The CWI code was written by Verwer and his research group at CWI (see [16], for example). The moving mesh system is solved by DASSL in time. The moving mesh technique in the CWI code is due to Dorfi and Drury [4]. The spatial discretization is done by a second order nonlinear Galerkin-based method, which is reported extensively in Skeel and Berzins [14].

The CWI code was designed to solve time-dependent PDEs in one space dimension, having the general form

$$\displaystyle\sum_{k=1}^{\mbox{NPDE}}C_{j,k}(x,t,u,u_x)\frac{... ...\frac {\partial}{\partial x}(x^mR_j(x,t,u,u_x))-Q_j(x,t,u,u_x)$$ (1)

for j=1,...,NPDE and $x\in [x_L, x_R], t>t_0$ and $m\in {0,1,2}$, where NPDEdenotes the number of PDEs, u is the solution vector and R_j and Q_j can be thought of, in special cases, as flux and source terms, respectively.
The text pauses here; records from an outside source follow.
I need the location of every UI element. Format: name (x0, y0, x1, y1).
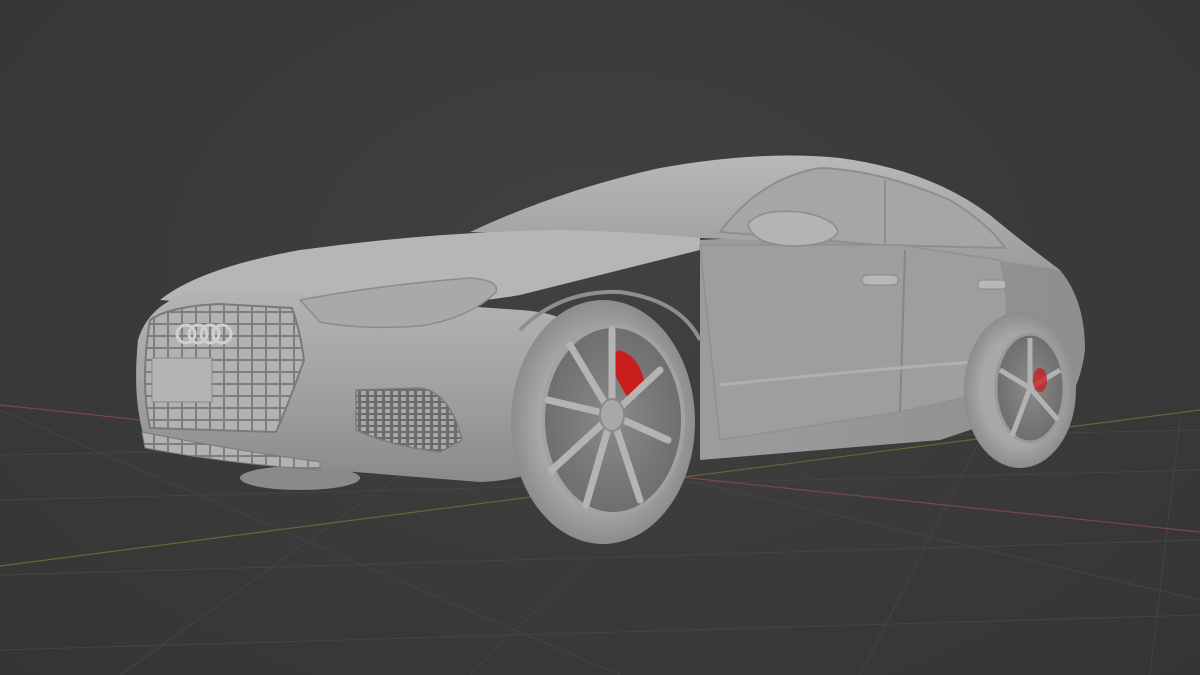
door-handle-rear (977, 279, 1007, 290)
door-handle-front (861, 274, 899, 286)
car-model[interactable] (136, 155, 1085, 544)
license-plate (151, 357, 213, 403)
front-wheel (511, 300, 695, 544)
viewport-canvas[interactable] (0, 0, 1200, 675)
3d-viewport[interactable] (0, 0, 1200, 675)
rear-wheel (964, 312, 1076, 468)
The user specifies boundary conditions in the form

$$\beta_j(x,t)R_j(x,t,u,u_x) = \gamma_j(x,t,u,u_x)$$

at x=x_L and x=x_R for j=1,...,NPDE. The initial conditions are given by

$$u(x,t_0) = u^0(x), \qquad x\in [x_L, x_R].$$

The $u_x\dot x$ term in the moving mesh system is approximated in space by central discretization

$$\frac {u_{i+1}-u_{i-1}}{x_{i+1}-x_{i-1}} \dot x_i.$$

The monitor function is defined by the arclength and discretized by

$$M_i = \sqrt{\alpha + \mbox{NPDE}^{-1}\displaystyle \sum_{j=1}^{\mbox{NPDE}}(u_{i+1}^j-u_i^j)^2/(\Delta X_i)^2}.$$

The CWI code is very easy to use. The user is required to provide three routines, which define the initial conditions, boundary conditions and problem definitions respectively, by supplying the coefficient vector $\beta_j, \gamma_j, C_{j,k}, Q_j, R_j$ and the initial value u₀(x) for all of the points. The code will do the rest automatically. This code is very convenient for a new user or a new problem. However, for an experienced user, it is very hard to incorporate an existing code for non-moving grid to this package. For problems that cannot be written into general form (1), this package cannot be used. The user has no options for choosing a different monitor function or spatial discretization. The user also has little control over the adaptivity.